Oddysee door de kunstwereld

Wat heeft dit hele aandoenlijke familieverhaal nu vandoen met de kunstwereld? Alles! Het is Schols die de jongen meeneemt naar Boijmans-Van Beuningen en zijn esthetische ervaring met een landschap van Barend Cornelis Koekkoek (Middelburg (Zeeland) 11-10-1803 – Kleef 5-4-1862). Het heeft iets van de Griekse held Mentor en Odysseus. Schols brengt zakelijke filosofie bij en Odysseus Kreuk neemt het op en begint een Odyssea door de kunstwereld. Inclusief sirenenzang.

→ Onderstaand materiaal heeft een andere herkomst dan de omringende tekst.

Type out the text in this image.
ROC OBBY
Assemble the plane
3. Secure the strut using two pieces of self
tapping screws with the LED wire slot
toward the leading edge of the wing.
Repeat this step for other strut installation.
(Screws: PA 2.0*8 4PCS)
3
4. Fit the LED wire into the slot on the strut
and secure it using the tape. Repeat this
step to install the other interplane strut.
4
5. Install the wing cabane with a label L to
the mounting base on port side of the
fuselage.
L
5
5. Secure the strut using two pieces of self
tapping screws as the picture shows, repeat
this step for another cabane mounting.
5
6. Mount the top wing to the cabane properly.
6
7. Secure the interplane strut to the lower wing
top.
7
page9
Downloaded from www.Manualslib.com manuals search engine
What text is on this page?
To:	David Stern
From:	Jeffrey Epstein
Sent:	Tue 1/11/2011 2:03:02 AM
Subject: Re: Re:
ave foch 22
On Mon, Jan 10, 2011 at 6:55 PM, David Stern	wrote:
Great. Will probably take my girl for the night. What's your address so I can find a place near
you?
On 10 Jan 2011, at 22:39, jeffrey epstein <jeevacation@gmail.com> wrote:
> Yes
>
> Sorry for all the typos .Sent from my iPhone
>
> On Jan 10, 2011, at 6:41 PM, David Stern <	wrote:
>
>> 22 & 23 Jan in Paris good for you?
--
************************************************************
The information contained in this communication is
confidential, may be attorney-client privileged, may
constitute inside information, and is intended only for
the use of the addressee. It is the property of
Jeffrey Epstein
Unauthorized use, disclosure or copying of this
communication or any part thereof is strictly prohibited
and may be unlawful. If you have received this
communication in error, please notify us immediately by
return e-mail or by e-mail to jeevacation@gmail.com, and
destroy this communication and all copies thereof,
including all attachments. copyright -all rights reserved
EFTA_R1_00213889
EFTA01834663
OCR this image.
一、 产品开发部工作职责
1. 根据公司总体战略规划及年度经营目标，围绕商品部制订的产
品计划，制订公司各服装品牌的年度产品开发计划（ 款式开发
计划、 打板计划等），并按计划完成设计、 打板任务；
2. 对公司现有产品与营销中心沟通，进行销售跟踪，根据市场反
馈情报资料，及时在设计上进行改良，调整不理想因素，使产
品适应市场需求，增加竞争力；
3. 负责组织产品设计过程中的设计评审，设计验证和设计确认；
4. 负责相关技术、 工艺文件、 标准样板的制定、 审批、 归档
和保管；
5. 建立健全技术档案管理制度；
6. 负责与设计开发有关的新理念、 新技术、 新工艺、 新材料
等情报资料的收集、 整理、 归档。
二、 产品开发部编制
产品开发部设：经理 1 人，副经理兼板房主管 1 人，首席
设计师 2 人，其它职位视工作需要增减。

Door hun reizen, die ook met een verontrustende alcoholverbruik gepaard gaan, wisselen kennismaking met kunst enerzijds en fenomenale hoogten en even gapende afgronden elkaar af. Dankzij succesvolle periodes met als gevolg een blijkbaar complete veronachtzaming van relaties en familie vindt Kreuk een uitlaatklep in het verzamelen van kunst. Allereerst romantische kunst en vervolgens lijkt Kreuk een handboek kunstgeschiedenis af te werken met impressionisten en alle latere stromingen. Op een bepaald moment begint het reizen en het eindeloze werken zijn tol te eisen en Kreuk voorvoelt waar de wereld van de globale economie naartoe dreigt te gaan door e-procurement bij zijn machtige klanten. Een eerste poging om zijn zaak van de hand te doen loopt uit op een ramp door de aanslagen op het WTC in 2001. Enkele jaren later doet de opportuniteit te verkopen zich weer voor en Kreuk hapt toe en behoort voortaan bij de puissant rijken. Amper enkele maanden later nekt de bankencrisis zijn voormalig bedrijf. Kreuk is duidelijk autodidact wat betreft kunst en gaat er terecht prat op. Het zal een mateloze minachting opleveren bij het oude geld in de kunstwereld, maar zijn geld is wel welkom. De vraag is waarom de nuchtere Rotterdammer niet zei ‘I don’t give a shit’ en de gevestigde orde van parvenu’s laat voor wat ze zijn. Het antwoord is duidelijk. Kreuk houdt van kunst en geniet van het hele leerproces, hoewel hij regelmatig harde lessen te leren krijgt over onwaarschijnlijke praktijken in de veilingwereld. Al bij al blijft hij nog vriendelijk voor de veilinghuizen wat gezien de louche praktijken tot nadenken stemt, maar de prijs van de verkochte kunst voldoet aan een vraag en aanbod. Of tenminste zo lijkt het.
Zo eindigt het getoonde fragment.